The perplexity referred to in the verse above is limited to the land and people related to that particular generation (Luke 21:32). Houston, Florida and the Caribbean in this scripture! It’s a local event of the first century A.D. Who are the people that would be led away captive? These were people living in Jerusalem, not the world. It was the city of Jerusalem, not the world, that “shall be trodden down of the Gentiles.” Some would point to the expression “coming on the earth.” This phrase is very misleading and inaccurate in the KJV. First, the Greek word “kosmos” is not used. The Greek word used in Luke 21:26 is “oikoumene”. This word specifically refers to the “Roman Empire” or the “inhabited earth.” Or in other words the “world” in the days of Jesus. So Luke chapter 21 refers to a localized event.
There was a “one-world government” at that time in history. Rome was the “superpower” of that day. Rome used its swords and war machine against Jerusalem. The Jews were “led away captive into all nations” after the temple was destroyed in 70 A.D. This destruction was foretold by Jesus in Matthew 24:2 when he declared that “there shall not be left here one stone upon another, that shall not be thrown down.” The point is that Luke chapter 21 does not in any way refer to our day. The “sea and the waves roaring” was referring to the days of Jesus, NOT our day.

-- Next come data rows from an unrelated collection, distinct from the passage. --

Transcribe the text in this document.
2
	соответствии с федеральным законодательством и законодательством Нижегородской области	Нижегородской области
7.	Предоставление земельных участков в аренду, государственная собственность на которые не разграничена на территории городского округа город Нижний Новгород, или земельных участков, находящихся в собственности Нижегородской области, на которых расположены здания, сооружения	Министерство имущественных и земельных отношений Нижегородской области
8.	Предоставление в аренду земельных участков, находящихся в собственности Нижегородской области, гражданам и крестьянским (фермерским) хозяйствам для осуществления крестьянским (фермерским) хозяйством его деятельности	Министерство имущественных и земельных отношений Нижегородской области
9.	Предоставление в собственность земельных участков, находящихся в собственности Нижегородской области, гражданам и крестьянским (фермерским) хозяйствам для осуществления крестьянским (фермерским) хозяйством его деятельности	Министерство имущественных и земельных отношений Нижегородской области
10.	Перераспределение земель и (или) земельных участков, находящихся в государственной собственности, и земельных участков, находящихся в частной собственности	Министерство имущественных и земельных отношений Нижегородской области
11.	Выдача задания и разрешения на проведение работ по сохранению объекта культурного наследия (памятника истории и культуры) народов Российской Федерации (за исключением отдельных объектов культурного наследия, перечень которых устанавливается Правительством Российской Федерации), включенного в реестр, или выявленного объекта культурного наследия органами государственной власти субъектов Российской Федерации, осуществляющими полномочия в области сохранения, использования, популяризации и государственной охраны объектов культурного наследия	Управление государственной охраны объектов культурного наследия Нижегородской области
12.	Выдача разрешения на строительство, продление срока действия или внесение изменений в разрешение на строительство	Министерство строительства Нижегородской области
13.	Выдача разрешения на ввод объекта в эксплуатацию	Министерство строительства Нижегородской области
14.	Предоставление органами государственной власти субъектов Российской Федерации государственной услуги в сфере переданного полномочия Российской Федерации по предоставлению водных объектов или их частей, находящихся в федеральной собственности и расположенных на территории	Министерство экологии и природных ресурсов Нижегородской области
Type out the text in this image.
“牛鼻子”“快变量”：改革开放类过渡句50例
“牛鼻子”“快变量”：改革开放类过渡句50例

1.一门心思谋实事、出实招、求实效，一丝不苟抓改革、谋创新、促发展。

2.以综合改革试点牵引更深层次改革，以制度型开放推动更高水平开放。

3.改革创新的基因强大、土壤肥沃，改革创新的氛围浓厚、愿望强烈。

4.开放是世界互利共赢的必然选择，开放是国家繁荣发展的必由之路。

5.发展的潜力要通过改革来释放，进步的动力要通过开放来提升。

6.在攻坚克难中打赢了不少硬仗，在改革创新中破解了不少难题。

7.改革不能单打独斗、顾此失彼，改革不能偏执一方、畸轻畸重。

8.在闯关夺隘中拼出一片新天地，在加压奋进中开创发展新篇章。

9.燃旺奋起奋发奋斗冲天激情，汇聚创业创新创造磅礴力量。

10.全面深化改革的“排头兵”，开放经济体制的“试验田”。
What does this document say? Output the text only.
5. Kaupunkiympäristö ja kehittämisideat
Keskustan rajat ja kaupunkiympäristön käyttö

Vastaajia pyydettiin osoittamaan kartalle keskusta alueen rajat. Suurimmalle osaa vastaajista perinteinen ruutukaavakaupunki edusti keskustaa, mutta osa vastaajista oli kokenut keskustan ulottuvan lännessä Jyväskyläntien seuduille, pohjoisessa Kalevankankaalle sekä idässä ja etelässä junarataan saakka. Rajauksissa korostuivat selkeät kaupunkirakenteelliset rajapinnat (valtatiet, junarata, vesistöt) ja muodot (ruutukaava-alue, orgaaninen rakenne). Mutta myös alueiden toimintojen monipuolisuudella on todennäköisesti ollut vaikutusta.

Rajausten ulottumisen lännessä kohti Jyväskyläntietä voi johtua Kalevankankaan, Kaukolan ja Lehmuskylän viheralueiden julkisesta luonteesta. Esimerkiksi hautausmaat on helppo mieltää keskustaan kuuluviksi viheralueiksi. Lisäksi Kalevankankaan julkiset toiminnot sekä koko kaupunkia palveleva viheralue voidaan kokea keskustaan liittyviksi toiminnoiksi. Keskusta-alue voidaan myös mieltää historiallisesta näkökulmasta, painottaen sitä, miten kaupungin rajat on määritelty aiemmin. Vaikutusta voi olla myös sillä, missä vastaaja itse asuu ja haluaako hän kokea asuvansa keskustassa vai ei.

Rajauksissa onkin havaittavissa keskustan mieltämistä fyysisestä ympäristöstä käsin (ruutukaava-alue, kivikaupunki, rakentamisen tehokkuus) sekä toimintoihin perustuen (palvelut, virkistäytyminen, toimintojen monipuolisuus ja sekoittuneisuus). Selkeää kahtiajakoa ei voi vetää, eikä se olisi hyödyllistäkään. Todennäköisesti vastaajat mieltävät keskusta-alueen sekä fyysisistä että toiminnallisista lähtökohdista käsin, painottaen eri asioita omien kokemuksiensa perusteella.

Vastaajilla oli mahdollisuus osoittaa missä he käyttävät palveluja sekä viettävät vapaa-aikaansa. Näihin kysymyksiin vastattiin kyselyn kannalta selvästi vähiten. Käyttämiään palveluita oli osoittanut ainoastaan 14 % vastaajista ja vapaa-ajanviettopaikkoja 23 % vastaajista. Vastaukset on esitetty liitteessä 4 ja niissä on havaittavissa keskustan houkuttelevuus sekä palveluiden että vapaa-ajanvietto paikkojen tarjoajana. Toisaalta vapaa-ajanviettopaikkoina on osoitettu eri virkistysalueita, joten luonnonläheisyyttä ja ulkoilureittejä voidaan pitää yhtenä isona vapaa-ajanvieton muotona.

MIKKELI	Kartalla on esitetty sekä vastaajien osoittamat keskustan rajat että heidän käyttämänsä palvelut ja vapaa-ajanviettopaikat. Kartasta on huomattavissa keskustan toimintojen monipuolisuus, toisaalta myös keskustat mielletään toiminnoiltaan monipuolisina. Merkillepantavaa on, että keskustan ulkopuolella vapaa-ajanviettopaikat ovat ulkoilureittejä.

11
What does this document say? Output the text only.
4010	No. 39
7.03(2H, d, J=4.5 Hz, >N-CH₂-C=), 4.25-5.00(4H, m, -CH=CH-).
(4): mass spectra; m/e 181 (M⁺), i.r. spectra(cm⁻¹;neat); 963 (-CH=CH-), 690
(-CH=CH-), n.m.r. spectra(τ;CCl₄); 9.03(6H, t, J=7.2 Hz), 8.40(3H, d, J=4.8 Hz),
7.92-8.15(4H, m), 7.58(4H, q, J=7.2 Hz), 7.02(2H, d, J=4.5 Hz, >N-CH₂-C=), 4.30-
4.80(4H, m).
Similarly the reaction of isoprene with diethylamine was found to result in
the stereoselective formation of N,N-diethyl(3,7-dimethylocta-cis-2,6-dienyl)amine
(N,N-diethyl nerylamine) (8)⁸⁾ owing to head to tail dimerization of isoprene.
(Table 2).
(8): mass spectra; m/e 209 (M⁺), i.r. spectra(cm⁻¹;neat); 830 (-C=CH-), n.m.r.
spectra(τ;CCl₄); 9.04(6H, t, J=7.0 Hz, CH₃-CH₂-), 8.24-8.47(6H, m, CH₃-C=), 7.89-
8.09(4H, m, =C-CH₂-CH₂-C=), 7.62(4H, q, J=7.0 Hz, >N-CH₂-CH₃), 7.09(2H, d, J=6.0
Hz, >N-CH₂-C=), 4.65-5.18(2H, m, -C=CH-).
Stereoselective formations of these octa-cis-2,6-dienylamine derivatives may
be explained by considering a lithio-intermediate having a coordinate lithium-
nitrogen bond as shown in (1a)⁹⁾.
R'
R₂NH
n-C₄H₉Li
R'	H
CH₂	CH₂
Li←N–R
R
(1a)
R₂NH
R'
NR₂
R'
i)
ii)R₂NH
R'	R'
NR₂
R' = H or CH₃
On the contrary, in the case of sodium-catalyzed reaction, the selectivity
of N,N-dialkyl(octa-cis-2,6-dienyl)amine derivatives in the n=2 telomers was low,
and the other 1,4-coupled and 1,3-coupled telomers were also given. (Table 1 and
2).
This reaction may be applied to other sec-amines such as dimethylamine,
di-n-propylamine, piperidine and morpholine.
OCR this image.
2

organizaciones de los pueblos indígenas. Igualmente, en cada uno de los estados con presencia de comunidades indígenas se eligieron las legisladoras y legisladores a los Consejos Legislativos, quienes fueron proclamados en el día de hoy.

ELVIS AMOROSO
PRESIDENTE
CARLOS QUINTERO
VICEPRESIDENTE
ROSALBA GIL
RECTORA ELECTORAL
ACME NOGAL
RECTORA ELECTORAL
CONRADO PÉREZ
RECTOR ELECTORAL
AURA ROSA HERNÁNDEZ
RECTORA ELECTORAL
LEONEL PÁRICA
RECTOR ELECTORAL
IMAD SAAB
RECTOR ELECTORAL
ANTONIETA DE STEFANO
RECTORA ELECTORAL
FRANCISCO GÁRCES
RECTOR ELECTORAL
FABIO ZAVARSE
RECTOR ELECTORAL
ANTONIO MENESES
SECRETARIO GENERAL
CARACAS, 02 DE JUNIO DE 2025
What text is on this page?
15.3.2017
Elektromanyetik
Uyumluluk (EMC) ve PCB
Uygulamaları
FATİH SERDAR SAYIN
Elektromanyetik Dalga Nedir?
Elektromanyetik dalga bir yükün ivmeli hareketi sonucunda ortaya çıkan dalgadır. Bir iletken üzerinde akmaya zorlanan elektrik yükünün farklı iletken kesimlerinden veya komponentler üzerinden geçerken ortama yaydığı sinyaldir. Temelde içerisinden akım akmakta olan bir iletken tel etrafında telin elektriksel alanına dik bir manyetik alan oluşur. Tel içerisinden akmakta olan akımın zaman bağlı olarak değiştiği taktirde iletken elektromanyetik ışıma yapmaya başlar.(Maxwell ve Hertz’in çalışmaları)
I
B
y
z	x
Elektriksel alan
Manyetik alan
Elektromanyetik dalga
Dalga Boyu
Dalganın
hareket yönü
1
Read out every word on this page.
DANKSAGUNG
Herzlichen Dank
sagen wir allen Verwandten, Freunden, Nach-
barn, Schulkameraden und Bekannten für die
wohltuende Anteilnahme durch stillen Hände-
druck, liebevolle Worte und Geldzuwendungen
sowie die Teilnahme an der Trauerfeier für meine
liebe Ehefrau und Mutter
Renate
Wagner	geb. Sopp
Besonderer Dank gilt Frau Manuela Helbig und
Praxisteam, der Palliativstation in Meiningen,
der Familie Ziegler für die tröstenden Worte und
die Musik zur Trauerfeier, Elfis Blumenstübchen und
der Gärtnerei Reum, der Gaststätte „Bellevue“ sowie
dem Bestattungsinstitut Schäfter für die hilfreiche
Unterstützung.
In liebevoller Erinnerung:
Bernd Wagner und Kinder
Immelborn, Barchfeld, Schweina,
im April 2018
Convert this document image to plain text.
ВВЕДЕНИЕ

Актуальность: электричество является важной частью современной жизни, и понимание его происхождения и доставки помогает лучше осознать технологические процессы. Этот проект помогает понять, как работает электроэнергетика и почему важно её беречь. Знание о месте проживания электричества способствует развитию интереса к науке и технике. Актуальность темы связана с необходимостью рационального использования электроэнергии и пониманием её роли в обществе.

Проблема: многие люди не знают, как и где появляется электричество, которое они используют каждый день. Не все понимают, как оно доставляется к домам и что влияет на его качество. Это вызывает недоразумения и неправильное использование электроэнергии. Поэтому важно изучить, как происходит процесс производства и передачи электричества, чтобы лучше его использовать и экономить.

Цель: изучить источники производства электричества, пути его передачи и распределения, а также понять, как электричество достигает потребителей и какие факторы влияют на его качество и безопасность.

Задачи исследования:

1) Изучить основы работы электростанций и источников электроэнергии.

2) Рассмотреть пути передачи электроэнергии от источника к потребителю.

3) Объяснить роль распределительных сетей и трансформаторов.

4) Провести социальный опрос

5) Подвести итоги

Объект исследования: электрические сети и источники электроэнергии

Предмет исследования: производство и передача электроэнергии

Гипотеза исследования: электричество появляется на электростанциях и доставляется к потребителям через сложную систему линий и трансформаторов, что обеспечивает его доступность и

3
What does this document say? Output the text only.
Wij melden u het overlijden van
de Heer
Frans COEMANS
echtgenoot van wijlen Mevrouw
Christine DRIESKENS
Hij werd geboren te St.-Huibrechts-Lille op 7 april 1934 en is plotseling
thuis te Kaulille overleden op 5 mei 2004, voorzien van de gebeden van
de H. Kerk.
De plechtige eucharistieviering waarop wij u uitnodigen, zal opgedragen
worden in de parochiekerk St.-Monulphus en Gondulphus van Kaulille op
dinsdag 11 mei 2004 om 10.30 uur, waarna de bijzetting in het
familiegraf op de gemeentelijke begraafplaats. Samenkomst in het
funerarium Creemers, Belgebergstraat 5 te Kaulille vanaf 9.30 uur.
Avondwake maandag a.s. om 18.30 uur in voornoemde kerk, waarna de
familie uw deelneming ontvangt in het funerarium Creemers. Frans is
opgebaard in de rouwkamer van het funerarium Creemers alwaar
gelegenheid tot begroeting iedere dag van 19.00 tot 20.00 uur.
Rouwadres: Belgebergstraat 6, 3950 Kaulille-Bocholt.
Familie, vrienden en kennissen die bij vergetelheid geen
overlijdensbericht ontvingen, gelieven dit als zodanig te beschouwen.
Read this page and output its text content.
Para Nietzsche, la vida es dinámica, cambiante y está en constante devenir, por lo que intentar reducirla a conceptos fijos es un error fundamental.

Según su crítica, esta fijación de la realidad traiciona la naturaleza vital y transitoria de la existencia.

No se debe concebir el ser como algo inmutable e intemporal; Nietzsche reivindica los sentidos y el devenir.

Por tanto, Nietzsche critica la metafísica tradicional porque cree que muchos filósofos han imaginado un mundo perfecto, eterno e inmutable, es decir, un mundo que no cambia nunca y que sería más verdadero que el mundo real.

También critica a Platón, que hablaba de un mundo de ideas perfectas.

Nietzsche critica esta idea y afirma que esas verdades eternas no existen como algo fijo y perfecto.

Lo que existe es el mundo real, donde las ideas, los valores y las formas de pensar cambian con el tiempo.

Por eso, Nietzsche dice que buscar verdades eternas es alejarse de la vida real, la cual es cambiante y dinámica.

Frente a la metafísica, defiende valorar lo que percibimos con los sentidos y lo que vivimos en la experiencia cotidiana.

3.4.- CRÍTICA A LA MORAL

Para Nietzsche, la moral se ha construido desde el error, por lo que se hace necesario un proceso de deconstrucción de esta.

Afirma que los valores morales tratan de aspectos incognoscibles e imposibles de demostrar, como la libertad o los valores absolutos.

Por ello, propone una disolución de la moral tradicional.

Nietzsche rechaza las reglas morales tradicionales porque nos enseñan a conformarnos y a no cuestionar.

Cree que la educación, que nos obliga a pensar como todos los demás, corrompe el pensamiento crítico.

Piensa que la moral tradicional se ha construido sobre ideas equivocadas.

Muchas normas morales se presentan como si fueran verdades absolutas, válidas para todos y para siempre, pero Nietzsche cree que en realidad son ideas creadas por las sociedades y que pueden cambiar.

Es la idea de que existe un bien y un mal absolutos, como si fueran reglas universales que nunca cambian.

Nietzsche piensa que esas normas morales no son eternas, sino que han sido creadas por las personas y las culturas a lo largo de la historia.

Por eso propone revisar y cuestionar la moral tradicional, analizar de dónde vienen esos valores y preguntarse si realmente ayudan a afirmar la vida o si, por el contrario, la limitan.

Taking scriptures out of their historical context and applying them to our day is a common mistake made by many Christians. Historically there have always been deadly weather events and earthquakes. Recent hurricanes and other severe weather events are NOT signs from God or some “end-time” judgment. Major weather events have always occurred historically, and they will continue to occur.